Strony

piątek, 27 lutego 2015

Półki 3,5-letniej Zanzi

O dziwo Zanzi często pożycza zabawki młodszej Kru lub pomaga jej w zabawie. Wchodzi wtedy z przyjemnością w rolę nauczyciela. Jej zabawki stoją za to wyżej, choć i młodsza lubi dołączać się do zabaw starszej i często... psuje i przeszkadza ;)












Od kilku tygodni największym hitem są zabawy z liczbami i wyciananie noźyczkamii. Na pewno przejda na następny tydzień. 

czwartek, 26 lutego 2015

Półki 22 miesięcznej Kru - co ma wzięcie ;)

Kru najchętniej bawi się tym,czym siostra. Gdy jednak Zanzi nie ma, Kru sięga po zabawki z półek. To już taki rytuał. Kru staje przed regałem i mówi:"to teraz może... to", po czym ściąga zabawkę. Ze sprzątaniem jest różnie,czasem sama o tym pamięta,robimy to razem. Umawiamy się,że nową zabawkę bierzemy wtedy,gdy stara trafia spowrotem na swoje miejsce. Odkładać Kru lubi bardzo. Zamykanie pudełek i odstawianie misek,tac na półki to wyzwanie.


Wszelkie puzzle  traktuję jako przygotowanie do czytania, bo wymagają analizy i syntezy wzrokowej. No i sprawiają nam frajdę.








Zabawa na równowagę, do wykorzystania w domu i na spacerze.






wtorek, 24 lutego 2015

Nauka samogłosek z 22m Kru

Ku mojemu zdumieniu,nie mogłam sobie przypomnieć jak uczyłam czytać Zanzi. Jak pracowałyśmy z zeszytami? I w jaki sposób ona spontanicznie czytała. Gdy przy śniadaniu karmiła figurkę motylka doznałam olśnienia.
1. Ja czytam/pokazuje,ona powtarza
2. Ja pytam,ona pokazuje
3. Ona czyta/ uczy swoje zabawki,które też uczą się czytać :) w późniejszym etapie Zanzi przepytywała też mnie,a ja czasem się myliłam. Chętnie mnie wtedy poprawiała.

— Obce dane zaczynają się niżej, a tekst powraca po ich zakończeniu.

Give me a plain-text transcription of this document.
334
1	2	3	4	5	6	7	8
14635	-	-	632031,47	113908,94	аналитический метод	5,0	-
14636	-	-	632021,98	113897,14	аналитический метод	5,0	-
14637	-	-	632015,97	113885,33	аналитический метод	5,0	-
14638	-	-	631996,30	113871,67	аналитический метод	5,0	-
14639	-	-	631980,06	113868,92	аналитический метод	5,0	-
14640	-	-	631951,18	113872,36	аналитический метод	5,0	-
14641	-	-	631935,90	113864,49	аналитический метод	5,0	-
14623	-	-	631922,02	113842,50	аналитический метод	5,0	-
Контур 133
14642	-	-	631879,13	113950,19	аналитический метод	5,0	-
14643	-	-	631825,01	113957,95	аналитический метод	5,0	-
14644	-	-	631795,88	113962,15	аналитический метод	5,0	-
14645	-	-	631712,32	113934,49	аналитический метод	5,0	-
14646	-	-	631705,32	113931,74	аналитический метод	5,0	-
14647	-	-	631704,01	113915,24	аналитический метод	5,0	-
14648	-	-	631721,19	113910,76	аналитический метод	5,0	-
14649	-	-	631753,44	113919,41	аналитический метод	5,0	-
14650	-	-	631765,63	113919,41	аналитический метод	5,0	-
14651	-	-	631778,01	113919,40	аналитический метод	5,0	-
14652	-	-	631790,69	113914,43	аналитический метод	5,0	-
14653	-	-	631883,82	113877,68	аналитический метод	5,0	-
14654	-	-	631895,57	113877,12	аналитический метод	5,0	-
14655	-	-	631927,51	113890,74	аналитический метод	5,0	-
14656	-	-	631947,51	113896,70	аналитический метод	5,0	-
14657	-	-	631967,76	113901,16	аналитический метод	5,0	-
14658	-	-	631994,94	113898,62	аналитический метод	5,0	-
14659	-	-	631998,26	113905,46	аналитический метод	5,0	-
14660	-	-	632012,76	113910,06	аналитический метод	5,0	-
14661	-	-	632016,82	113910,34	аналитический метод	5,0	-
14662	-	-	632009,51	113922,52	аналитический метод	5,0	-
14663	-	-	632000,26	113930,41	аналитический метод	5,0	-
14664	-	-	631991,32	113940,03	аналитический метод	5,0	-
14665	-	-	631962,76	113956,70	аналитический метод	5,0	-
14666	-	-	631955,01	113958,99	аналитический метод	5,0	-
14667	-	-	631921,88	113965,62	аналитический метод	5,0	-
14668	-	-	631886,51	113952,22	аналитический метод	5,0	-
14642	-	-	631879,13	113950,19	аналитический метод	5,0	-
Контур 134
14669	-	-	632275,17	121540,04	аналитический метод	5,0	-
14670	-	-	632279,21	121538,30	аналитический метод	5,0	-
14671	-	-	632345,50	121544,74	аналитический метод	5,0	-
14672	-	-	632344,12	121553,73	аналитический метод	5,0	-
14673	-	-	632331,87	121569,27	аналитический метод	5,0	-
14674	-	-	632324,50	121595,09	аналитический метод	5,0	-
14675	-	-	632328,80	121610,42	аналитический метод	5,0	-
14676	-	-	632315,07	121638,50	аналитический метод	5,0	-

Rozwiązałam też trudność Kru w łączeniu linią dwóch elementów. Mogła wprawdzie pokazywać po prostu palcem, ale pamiętałam, że ścieralny mazak był dla Zanzi hitem ;)





poniedziałek, 23 lutego 2015

1 tydzień - czytanie sylabami z Kru - przygotowanie

 Stało się. Młodsza siostra chce być jak starsza. Wszystko chce wcześniej. Zaczęłyśmy naukę czytania. Śmiechu co niemiara. Mała zna już samogłoski, od starszej. Ale... ma kłopoty z robieniem zadań. Nie umie połączyć mazakiem dwóch takich samym liter. Ma trudności z łączeniem w pary. Wcześniej nie robiła jeszcze tego typu zadań. Bardzo się jej jednak to podoba. Coś się dzieje. A starsza wchodzi czasem w rolę nauczyciela i czyta z nią zeszyt pierwszy. Zaczęła się kolejna przygoda.

I może jeszcze wyjaśnię. Przestałam pisać blog,bo obowiązki wymagały więcej mojego czasu. Starsza w tym czasie nauczyła się już płynnie czytać, dowolną czcionką. Czyta ze zrozumieniem i lubi to. Ma teraz trzy i pół roku. Uwielbia tańczyć i śpiewać. Ostatnio z pasją wycina nożyczkami. Lubi bawić się w matematykę. Na balu karnawałowym była różową księżniczką. Chciałaby zostać lekarzem i pojechać na biegun północny. Uważa,że anioł stróż pilnuje, by nie spadła z krzesła, a zmarła babcia robi w niebie fikołki gdy jest z niej dumna. Bije się z siostrą o długopis, ale pociesza ją, gdy mała jest smutna. Je tylko trzy zupy. Innymi gardzi. Ma bujną fantazje, odgrywa loty w kosmos i wyprawy na Kilimandżaro. Najlepszy żart to nazwać tatę kartoflem, a mamę gruszką. Jest wesołym szkrabem :)
I co ważne, nadal lubi siadać obok rodziców i dziadków, by słuchać jak czytają.